JusticeInfo.Net: The Charter does not exclude compensation for former members of the Islamic Salvation Army. Do all the armed groups forced into the bush during the bloody decade get this privilege?

MB: The Charter’s implementing text says that “needy families who have suffered because one of their members was involved in terrorism are eligible for social security support”.  Since 2008, there is no longer a requirement of indigence and compensation takes the form of benefits paid to families simply because one of their members was a terrorist. It’s a kind of bonus paid for violence.

JusticeInfo.Net: Why do you think Algeria has chosen a strategy of impunity to deal with the civil war?

MB: The authorities chose to negotiate directly with the armed groups that were in its political orbit so as to marginalize some of the political leaders, both on the Left and on the Right. Their stated aim was to save Algeria, which is not completely false because there was a real danger of the State collapsing. But at the same time, for the regime, maintaining the State structures is synonymous with maintaining its own interests, which is its main goal and helps to explain the impunity strategy.
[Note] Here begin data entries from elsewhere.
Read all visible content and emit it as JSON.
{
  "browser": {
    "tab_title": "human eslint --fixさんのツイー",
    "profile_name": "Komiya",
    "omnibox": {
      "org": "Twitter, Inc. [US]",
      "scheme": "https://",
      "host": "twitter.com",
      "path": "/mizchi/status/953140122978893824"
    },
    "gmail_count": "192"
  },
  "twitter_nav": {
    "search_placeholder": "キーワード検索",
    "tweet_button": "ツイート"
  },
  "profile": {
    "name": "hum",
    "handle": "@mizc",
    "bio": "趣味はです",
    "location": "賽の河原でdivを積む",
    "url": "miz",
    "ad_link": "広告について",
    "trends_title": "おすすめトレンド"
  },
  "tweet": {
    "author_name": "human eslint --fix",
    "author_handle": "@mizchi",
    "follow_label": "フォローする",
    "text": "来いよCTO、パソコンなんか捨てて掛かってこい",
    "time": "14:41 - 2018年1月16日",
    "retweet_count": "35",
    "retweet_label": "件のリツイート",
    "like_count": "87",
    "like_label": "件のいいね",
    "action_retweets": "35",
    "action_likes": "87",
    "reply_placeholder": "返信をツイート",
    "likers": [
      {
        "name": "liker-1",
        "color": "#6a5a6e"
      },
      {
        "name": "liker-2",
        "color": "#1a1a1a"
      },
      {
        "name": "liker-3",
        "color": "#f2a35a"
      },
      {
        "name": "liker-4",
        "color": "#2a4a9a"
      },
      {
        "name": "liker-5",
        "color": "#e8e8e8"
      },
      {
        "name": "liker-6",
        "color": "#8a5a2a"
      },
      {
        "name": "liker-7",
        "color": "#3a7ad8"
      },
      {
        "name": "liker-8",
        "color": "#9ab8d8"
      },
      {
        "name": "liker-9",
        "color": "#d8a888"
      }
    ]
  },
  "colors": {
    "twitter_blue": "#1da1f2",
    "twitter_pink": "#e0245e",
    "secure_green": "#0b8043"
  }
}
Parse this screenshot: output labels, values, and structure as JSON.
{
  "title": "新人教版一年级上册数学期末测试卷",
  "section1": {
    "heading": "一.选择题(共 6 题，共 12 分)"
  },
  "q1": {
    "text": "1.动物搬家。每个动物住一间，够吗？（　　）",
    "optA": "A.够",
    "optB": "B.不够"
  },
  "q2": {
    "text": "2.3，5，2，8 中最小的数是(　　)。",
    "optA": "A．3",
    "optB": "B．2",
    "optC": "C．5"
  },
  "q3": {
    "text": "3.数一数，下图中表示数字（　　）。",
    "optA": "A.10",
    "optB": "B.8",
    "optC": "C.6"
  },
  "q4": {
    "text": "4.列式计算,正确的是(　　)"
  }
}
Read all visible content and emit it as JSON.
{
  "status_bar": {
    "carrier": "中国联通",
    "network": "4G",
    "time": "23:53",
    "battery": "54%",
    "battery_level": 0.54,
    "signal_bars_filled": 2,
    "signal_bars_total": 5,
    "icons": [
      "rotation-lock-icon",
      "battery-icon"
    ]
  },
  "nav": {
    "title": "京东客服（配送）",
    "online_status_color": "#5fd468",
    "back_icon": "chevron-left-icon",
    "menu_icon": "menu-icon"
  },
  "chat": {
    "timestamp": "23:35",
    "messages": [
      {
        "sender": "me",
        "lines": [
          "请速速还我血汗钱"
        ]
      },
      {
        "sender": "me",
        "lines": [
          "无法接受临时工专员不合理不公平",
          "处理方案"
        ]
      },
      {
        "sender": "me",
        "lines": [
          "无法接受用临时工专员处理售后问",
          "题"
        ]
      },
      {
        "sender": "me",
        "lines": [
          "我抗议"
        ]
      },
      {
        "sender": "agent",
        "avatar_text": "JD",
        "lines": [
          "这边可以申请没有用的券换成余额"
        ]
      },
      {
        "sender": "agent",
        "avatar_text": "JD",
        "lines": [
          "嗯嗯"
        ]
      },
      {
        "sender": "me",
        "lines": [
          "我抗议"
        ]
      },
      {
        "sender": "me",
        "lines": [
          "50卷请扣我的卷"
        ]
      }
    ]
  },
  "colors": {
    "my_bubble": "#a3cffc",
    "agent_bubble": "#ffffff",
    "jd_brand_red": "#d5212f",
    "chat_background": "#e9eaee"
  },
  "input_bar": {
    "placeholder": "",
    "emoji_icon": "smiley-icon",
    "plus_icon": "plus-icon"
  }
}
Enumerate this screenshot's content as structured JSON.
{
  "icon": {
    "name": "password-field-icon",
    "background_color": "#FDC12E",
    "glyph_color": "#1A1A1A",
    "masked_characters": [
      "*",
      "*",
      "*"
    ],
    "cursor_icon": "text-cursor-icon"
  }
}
The authorities negotiated with the AIS because it accepted much more than the GIA taking part in elections and the concept of a nation state. Offers of impunity had started after the February 25, 1995 decree on “clemency measures”. And in reality they heralded the beginning of secret contacts and agreements between the government and the AIS, which quickly declared a “unilateral truce”. As of 1997, some of its members joined the Algerian army to fight the GIA.